“El tango, ese reptil de
lupanar” Leopoldo Lugones.
Violento el puño del “Tuerto” cayó en el muslo moreno. Un grito de animal convulso se apagó en el cubículo que retenía el olor a tintura de yodo y el perfume de polvo “Coty”, que usaban las pupilas. Mayela, miró con acostumbrado odio. Flechas envenenadas los ojos negros traspasaron el rostro odiado. Era un mastín celoso. Agresivo, y ella, lo odió desde el principio, sin tregua. El tuerto, cuyo nombre verdadero, nadie conocía la volvió a golpear. Un rugido silencioso se atragantó en la garganta de la muchacha. Agazapada, animal atrapado desde niña, sólo sabe que debe estar en un clavarse en esa espiral pastosa. La ponzoña le sube de las tripas. Se estrangula en el pecho, donde sus tetas se detienen gozosas entre su pelo negro y rizado que se desliza como anguila en su cuerpo. El hombre antes de golpearla, le arrancó el vestido. Quedó en cuero... brillante piel morena, mientras iban soltándose lentos moretones como arácnidos. El sudor aclaraba la sangre que el enorme anillo de oro le incrustó en la espalda como sello de esclava moderna. Entró Yamira, se quedó quieta con las manos apretadas sobre su pobreza de desprotegida recién empujada al prostíbulo. Miró aterrada al Tuerto y trató de salir, pero el puño mineral atrapó el género floreado y se quedó allí aun más desnuda que su cuerpo. Era un dóndolo que temblaba mudo. Aterrada. Su cabellera perfumada iluminó en dorado sus pequeños senos núbiles. Adolescente aun, la había traído del norte su abuela. Era mestiza. La odiaba. Su padre, decían, era un señorito inglés, que llegó a los aserraderos. Rubia, de ojos increíblemente celestes, conmovían los suaves rasgos de su cara infantil. Su abuela la odiaba tanto que la entregó por pocos pesos al rufián sin prejuicio ni pena. Se largó del puerto apenas se gastó la plata que le dieran en chucherías. Quedó ella, mercancía fresca a merced de los codiciosos que frecuentaban el lupanar.

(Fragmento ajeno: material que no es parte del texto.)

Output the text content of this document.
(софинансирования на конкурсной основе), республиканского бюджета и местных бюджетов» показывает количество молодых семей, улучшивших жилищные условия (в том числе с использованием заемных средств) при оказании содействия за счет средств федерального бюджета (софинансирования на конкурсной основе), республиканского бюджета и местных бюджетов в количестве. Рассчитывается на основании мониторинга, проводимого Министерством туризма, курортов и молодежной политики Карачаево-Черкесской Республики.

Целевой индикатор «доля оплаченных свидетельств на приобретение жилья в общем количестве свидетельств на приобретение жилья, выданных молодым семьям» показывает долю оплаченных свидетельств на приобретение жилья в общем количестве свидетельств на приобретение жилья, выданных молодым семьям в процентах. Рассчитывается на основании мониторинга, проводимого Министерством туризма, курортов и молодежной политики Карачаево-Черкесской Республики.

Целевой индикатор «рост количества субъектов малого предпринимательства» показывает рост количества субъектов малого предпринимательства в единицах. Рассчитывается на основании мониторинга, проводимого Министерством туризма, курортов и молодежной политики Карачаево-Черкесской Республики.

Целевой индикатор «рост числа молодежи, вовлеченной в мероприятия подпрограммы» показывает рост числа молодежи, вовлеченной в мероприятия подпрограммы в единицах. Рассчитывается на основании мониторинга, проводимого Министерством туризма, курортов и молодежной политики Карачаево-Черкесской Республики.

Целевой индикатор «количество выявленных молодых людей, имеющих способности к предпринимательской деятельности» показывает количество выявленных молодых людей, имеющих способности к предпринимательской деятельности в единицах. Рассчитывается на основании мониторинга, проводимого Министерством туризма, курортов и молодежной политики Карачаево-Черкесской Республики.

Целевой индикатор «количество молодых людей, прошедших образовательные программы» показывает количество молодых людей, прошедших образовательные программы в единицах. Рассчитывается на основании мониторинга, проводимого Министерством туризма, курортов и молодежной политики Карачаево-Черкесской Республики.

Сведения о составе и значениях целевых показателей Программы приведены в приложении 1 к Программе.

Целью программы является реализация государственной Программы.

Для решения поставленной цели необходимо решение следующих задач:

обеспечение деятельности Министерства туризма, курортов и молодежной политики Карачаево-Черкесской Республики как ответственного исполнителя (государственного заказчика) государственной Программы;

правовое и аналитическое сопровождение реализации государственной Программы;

¡Pagaron mucho por su primera vez y fue Mayela la encargada de asistirla
luego! Desgarrada, sangrando, deliró tres días en un catre a la sombra. La
fiebre no le baja, murmuran las rameras, y, la señora llama al
boticario, cliente antiguo, para encontrar ayuda. Cuando llega en su buaturé se hace el
silencio. La presencia del hombre, acompañado por otro, que viste traje de lino
blanco, es algo desusado, por lo serio.